Arriva l’estate e, con essa un termine il cui suono evoca, al pari delle madeleine di Marcel Proust, il ricordo di antiche calure estive mitigate dal fresco sapore di una bibita bianca.
Tipica
bevanda degli afosi pomeriggi siciliani, le nonne lo preparavano per gli ospiti,
ma soprattutto per noi bambini.
Ricordo
ancora, come fosse ieri, la volta che aiutai mia nonna nella preparazione:
pestò le mandorle, le avvolse in una stoffa, le immerse in acqua fredda, poi
strizzò la stoffa ripetendo l’operazione diverse volte.
Il
mio aiuto? Beh, un po’ a strizzare la stoffa, ma soprattutto nella
consumazione.
Anche
della granella esausta, che mischiata allo zucchero ho poi mangiato: perché da
noi non si butta via niente!
Cresce
nel Mediterraneo orientale e nel Levante, venne introdotto in Sicilia dai
Fenici dalla Grecia (i romani lo chiamavano appunto nux graeca cioè “noce
greca”), dopodiché si diffuse in Francia, Spagna e quasi tutti i paesi del
Mediterraneo.
I
frutti di raccolgono a mano e con delle verghe (bastoni flessibili lunghi dai 3
ai 5 metri) nel periodo agosto-settembre, i semi vengono conservati per essere
poi usati durante tutto l’anno sia in cucina (pesto alla trapanese) che in
pasticceria (confetti, biscotti, pasticcini, marzapane, biancomangiare, ecc.).
L’elemento
principe rimane però il suo estratto, una bevanda molto energetica (la mandorla
contiene una significativa percentuale di proteine, preziose vitamine del
gruppo B1 e B2, magnesio, ferro e calcio) utilizzata come rinfrescante soprattutto
nelle calde estati.
Il
latte di mandorla, unica deroga alla normativa europea che vieta l’uso della
parola “latte” fuori dall’ambito animale dei mammiferi, è riconosciuto un
prodotto tipico siciliano ed è inserito nella lista dei Prodotti Agroalimentari
Tradizionali italiani (P.A.T.) del Ministero delle Politiche Agricole Alimentari
e Forestali.
Si può anche trovare già pronto nei brik oppure sottoforma di sciroppi o panetti da sciogliere in acqua. Refrigerando il latte di mandorla, se ne ottiene una fra le più rinomate granite in Sicilia.
Le
sue origini risalgono al medioevo nei monasteri disseminati un po’ per tutto il
sud Italia, dove era chiamato Amygdalate dal nome del mandorlo (Amygdalus
communis L.). Era particolarmente consumato in periodo di Quaresima, perché
di origine vegetale, ma fu anche grazie alla sua facilità di conservazione che
si diffuse sia presso i cristiani che i musulmani. Il latte vaccino veniva
invece trasformato immediatamente in prodotti caseari proprio perché tendeva a
deteriorarsi velocemente.
Oggi
trova largo consumo nel commercio, soprattutto con il diffondersi della dieta
vegetariana e vegana; non contiene né lattosio né glutine, quindi può essere
consumato anche da chi soffre di intolleranza al lattosio o celiachia.
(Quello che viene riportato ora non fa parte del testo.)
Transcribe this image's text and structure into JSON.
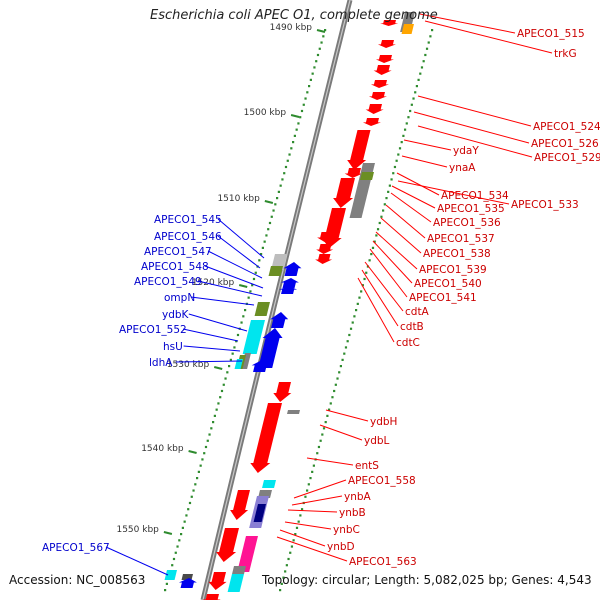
{
  "title": "Escherichia coli APEC O1, complete genome",
  "footer": {
    "accession": "Accession: NC_008563",
    "summary": "Topology: circular; Length: 5,082,025 bp; Genes: 4,543"
  },
  "colors": {
    "backbone": "#7a7a7a",
    "forward_gene": "#0000ee",
    "reverse_gene": "#ff0000",
    "forward_label": "#0000cc",
    "reverse_label": "#cc0000",
    "tick": "#2e8b2e",
    "cyan_feature": "#00e5ee",
    "magenta_feature": "#ff1493",
    "olive_feature": "#6b8e23",
    "gray_feature": "#808080",
    "orange_feature": "#ffa500"
  },
  "scale": {
    "ticks": [
      {
        "label": "1490 kbp"
      },
      {
        "label": "1500 kbp"
      },
      {
        "label": "1510 kbp"
      },
      {
        "label": "1520 kbp"
      },
      {
        "label": "1530 kbp"
      },
      {
        "label": "1540 kbp"
      },
      {
        "label": "1550 kbp"
      }
    ]
  },
  "left_labels": [
    "APECO1_545",
    "APECO1_546",
    "APECO1_547",
    "APECO1_548",
    "APECO1_549",
    "ompN",
    "ydbK",
    "APECO1_552",
    "hsU",
    "ldhA",
    "APECO1_567"
  ],
  "right_labels": [
    "APECO1_515",
    "trkG",
    "APECO1_524",
    "APECO1_526",
    "APECO1_529",
    "ydaY",
    "ynaA",
    "APECO1_534",
    "APECO1_533",
    "APECO1_535",
    "APECO1_536",
    "APECO1_537",
    "APECO1_538",
    "APECO1_539",
    "APECO1_540",
    "APECO1_541",
    "cdtA",
    "cdtB",
    "cdtC",
    "ydbH",
    "ydbL",
    "entS",
    "APECO1_558",
    "ynbA",
    "ynbB",
    "ynbC",
    "ynbD",
    "APECO1_563"
  ]
}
E come tutte le cose di origine greca, ecco la leggenda che ne spiega la prematura fioritura: la principessa Fillide si innamora dell’eroe greco Acamante, che però è costretto a partire per la guerra di Troia.
La
fanciulla attese l’innamorato per dieci anni e, venuta a conoscenza della
caduta di Troia, non vedendo alcuna nave all’orizzonte, immaginò che l’amato
fosse morto e si lasciò morire di dolore.
La
dea Atena, impietosita dalla struggente storia d’amore, tramutò Fillide in un
mandorlo. Demofonte ritornò e, scoperta la tragedia, andò a versare lacrime
disperate sull’albero spoglio abbracciandolo. Gli dèi, colpiti da cotanto
amore, fecero spuntare piccoli fiori bianchi dai nudi rami.